Health Literacy Project

Project Details
Project ID: RFT2010/11-04
Type: Commissioned
Status: Completed
Institution: Monash University
Chief Investigator: Gregory Duncan

Project Summary

Evidence from published research suggests that the concept of health literacy has gained little traction in community pharmacy practice, despite the daily involvement of pharmacy staff with consumers who may have limited understanding of their medicines or the healthcare system, and limited ability to navigate through these challenges.

This project aimed to design, develop, implement and evaluate a health literacy educational package for community pharmacy staff in Australia. After extensive literature review and consultation, a Universal Precautions approach was developed. Simply put this means engaging with a consumer assuming they have limited Health Literacy until there are indications otherwise. The package was then developed with this central theme to enhance provision of information to pharmacy consumers.
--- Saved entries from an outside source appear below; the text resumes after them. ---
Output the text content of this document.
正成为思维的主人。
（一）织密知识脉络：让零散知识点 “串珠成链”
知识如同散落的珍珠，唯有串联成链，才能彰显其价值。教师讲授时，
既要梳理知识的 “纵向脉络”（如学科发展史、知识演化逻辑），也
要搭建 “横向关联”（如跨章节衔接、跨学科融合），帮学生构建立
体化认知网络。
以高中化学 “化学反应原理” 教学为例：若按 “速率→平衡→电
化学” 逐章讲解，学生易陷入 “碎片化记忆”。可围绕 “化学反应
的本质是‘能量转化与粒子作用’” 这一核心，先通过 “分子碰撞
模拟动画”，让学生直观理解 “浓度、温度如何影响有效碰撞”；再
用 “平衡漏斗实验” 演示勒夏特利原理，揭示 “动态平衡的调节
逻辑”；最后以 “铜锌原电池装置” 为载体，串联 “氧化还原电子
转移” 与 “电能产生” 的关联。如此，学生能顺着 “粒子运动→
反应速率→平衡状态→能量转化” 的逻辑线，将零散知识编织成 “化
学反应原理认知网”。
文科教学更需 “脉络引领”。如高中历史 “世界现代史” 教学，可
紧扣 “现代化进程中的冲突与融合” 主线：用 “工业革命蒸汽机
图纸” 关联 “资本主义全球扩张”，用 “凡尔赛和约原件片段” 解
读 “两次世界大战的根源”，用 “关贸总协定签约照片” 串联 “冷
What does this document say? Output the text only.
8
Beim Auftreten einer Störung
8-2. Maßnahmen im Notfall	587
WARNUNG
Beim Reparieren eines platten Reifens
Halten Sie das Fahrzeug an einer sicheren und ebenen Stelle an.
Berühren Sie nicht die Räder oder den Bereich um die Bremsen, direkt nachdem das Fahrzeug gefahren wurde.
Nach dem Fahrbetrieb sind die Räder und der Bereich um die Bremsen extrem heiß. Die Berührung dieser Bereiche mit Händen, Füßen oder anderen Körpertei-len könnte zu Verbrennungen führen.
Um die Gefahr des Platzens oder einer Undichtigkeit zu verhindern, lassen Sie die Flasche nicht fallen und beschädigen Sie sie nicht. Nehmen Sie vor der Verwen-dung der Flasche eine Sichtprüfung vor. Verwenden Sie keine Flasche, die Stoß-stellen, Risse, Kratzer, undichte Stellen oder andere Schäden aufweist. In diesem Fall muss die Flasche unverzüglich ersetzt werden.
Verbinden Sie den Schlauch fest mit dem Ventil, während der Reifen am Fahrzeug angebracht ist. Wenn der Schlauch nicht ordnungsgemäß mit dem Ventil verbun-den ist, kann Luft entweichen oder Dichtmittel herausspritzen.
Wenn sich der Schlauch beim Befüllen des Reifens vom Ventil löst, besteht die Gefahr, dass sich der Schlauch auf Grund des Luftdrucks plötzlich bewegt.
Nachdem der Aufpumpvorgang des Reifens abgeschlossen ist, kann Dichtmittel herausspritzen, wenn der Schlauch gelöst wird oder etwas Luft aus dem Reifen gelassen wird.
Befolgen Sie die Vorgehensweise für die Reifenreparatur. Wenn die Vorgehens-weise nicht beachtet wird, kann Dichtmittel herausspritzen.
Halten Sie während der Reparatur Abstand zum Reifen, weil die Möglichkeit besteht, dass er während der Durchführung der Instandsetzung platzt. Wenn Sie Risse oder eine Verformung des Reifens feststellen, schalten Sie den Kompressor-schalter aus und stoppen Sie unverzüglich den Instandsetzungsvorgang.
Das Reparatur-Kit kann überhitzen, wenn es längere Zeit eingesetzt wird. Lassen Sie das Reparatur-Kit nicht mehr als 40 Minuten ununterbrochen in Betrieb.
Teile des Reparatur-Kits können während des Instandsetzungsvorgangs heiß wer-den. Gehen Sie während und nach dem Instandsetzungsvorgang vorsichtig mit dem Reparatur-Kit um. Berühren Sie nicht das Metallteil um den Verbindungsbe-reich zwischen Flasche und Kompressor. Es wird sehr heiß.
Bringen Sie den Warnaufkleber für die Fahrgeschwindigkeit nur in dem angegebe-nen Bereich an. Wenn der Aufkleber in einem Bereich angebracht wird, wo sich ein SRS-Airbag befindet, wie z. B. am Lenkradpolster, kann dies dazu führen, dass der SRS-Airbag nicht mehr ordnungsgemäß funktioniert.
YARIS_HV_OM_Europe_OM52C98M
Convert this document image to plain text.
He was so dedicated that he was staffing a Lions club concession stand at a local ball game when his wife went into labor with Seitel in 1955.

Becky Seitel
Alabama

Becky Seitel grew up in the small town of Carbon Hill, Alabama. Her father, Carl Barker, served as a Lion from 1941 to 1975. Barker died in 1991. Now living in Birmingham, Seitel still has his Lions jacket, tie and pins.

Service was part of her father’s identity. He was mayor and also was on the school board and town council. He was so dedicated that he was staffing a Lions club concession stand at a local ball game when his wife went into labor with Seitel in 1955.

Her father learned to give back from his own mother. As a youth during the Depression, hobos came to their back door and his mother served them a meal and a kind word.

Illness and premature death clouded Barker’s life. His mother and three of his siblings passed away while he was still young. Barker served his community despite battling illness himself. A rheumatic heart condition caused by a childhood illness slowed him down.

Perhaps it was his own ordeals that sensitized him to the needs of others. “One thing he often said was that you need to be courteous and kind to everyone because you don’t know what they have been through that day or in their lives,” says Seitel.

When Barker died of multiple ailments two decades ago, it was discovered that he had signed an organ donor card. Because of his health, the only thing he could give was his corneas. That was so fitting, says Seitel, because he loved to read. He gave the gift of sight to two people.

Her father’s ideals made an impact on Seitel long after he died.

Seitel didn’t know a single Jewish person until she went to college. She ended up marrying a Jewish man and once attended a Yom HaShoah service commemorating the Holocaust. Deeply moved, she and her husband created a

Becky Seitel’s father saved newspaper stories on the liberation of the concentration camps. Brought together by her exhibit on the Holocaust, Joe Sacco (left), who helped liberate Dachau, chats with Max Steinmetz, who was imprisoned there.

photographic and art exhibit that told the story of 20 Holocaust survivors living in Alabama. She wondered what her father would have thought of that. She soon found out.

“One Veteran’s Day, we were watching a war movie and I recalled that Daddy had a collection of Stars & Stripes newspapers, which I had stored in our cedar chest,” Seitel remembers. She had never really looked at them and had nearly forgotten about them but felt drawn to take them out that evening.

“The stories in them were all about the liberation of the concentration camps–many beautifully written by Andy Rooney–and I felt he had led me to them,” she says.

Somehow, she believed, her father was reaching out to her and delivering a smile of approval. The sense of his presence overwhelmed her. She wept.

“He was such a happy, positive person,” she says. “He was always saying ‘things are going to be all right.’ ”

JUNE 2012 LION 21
A randomised controlled trial was conducted from May to November 2013 to evaluate the uptake and implementation of the educational package. In total, 77 pharmacies were recruited across three states in Australia. Pharmacies either received the training face-to-face, by electronic means, or were allocated to a control group. Key elements of the training (collectively, the Universal Precautions approach) were monitored before and after the training using simulated patients, researcher observation and consumer recall following consultations. Pharmacists and pharmacy staff members were also surveyed before and after the training regarding their attitudes and motivations towards health literacy training, and a survey of the ‘health-literacy friendliness’ of the pharmacy environment was undertaken. Finally, feedback on the training and its implementation was obtained via focus groups or interviews.

The educational package was effective in improving some aspects of communication by pharmacists and pharmacy staff with consumers, but also highlights the relative difficulty in attempting to make changes to practice behaviours, particularly in relation to communication techniques. The study provided scope for the refinement to the educational package, which is available for wider implementation.